The six clubs that would take part in The European Super League from England would be as follows: Manchester City, Manchester United, Liverpool, Chelsea, Tottenham and Arsenal.
The Premier League has come out and condemned this move, threatening all involved clubs with various sanctions.
The three clubs that would take part in The European Super League from Spain would be as follows: Real Madrid, Barcelona and Atletico Madrid.
La Liga has come out and condemned this move, threatening all involved clubs with various sanctions.
The three clubs that would take part in The European Super League from Italy would be as follows: Juventus, Inter Milan and AC Milan.
Serie A has come out and condemned this move, threatening all involved clubs with various sanctions.
As many would expect, UEFA, The FA and FIFA have all come out and vilified this idea and noted they wouldn’t go down without a fight, implying they would ban and suspend all clubs and players from their available competitions.
It was heavily implied that legal action would be pursued and because of that, the 12 founding clubs of The European Super League have already come out and said they have taken legal action of their own to prevent UEFA and FIFA from pushing back against the idea.

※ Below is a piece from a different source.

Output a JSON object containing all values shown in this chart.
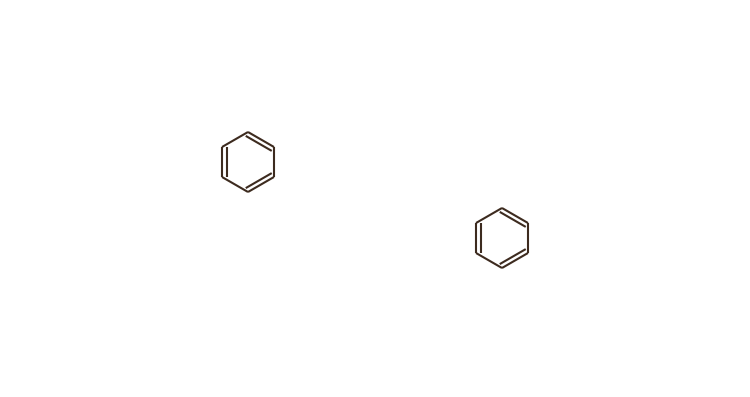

Right now, it seems as if the plan is to push forward with an August start date, but it’s not yet known what that will be.
Every former player and current pundit has refused to back this plan with the likes of Gary Neville and Stan Collymore being particularly vocal.
That extends to the fanbase of, well, every club in world football. We’ve seen some attempting to explain why this was seen as a good move for the top teams but largely, supporters are worried about what this will do for the future of the beautiful game.
The money and greed that comes with professional football has been rearing its ugly head for years now, perhaps dating back to when the Premier League was first formed in 1992 and TV companies poured as much money as they possibly could into the whole thing. Still, while all of that has created a ripple effect in its own right, this is on a whole other level that many of us still can’t even really comprehend.
The idea that these 12 clubs, and especially teams like Manchester United and Liverpool would go through with this, is outrageous. There’s no other way to really put it and there’s no way to fathom how much of an impact this would have on the sport.
Some may suggest it’ll open up the door for more teams to thrive in their absence but in reality, we don’t know how big this whole thing could get. The project is being funded by JP Morgan, an American investment bank, which should really tell you all that you need to know.
None of the clubs involved in this is pretending like this is anything other than a money grab. They want to fill their pockets and watch other teams suffer and because of that, there are going to be a whole lot of fans who abandon their side in favour of pastures new.
The next phase will be seeing whether or not the Premier League, La Liga, Serie A and UEFA decide to make a stand and punish them for even attempting to get this done. If they decide to suspend or even kick them out of their respective leagues, it will quite literally change football forever – as if it hasn’t done that already.
Some have suggested they all just need to sit down at the table and have an adult conversation about what they both want, but this is going to end in the courts whether we all like it or not.
There’s now an undeniable shadow that has been cast over the remainder of the season in Europe and that in itself is a shame.
The Euros this summer are now going to be in turmoil, the conversation will be solely based on the Super League and it’ll probably stay that way for some time.
We love football, but this is revolting and can’t be supported.